Meses em que senti a tua falta. Que engoli em seco todas as coisas que me dizias. Que te fui esquecendo. Devagarinho. 

Meses esses que trouxeram para mim a única conclusão possível. A de que nunca, na verdade, fomos melhores que isto.

Quando digo isto, falo dos sonhos, dos planos, das palavrinhas bonitas que de vez em quando eram ditas, dos abraços, do sentimento de pertença e de segurança.

Foi o isto, que se foi embora, do nada, de repente. E foi por isto, que não fomos os melhores. Nunca o seriamos. Hoje tenho consciência disso.

Podia dizer que fizemos tanto, que demos tanto um ao outro mas ambos sabemos que isso não é inteiramente verdade.

Sabes aquela sensação de segurança? Aquela sensação de “eu não vou desistir de nós?“, foi-se embora, assim como tu foste. Do nada. E eu fui obrigada a voltar a endireitar a minha vida. Sem ti desta vez. E sabes, não foi uma semana, não foram duas, foi um mês a sentir a tua falta constantemente. E sabes? Naquela altura, eu precisava de ti mas tu nunca te apercebes-te disso, foste embora. Por isso, passado aquele mês recusei-me a voltar a lamentar-me pelo que podia ter sido e não foi e o que poderia ter feito e não fiz, recusei-me a sentir a tua falta de novo.

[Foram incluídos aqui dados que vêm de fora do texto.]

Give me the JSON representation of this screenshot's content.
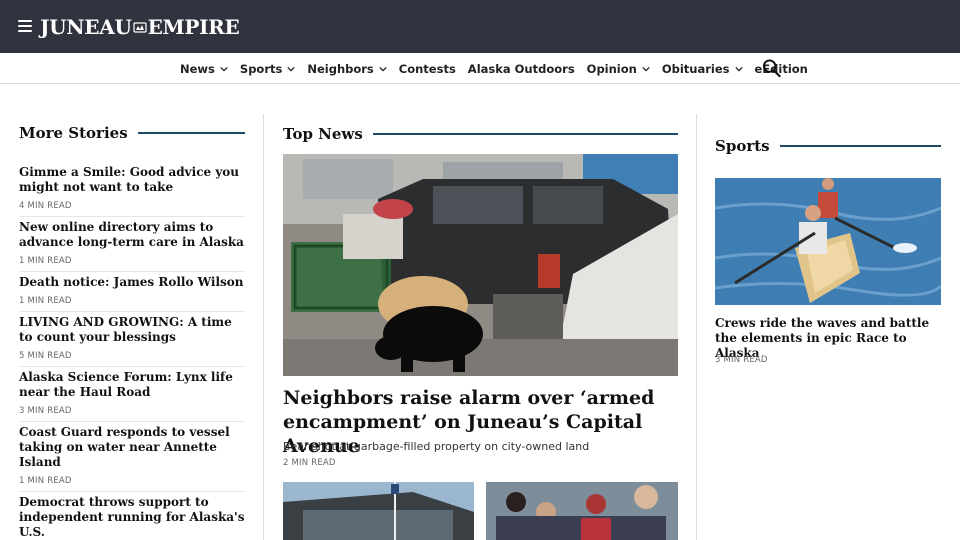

Reergui-me aos poucos.  Voltei a ser eu aos poucos. Fui curando o meu orgulho, o meu coração e o resto.

Se mudei? Claro que sim. Vai-se aprendendo muito quando se sofre.

Acredita que de uma maneira ou outra, tu mudas.

Mesmo que não queiras.

Não há muito mais a acrescentar, a não ser que passado este tempo todo, posso dizer que estás bem perto de pertencer ao meu passado.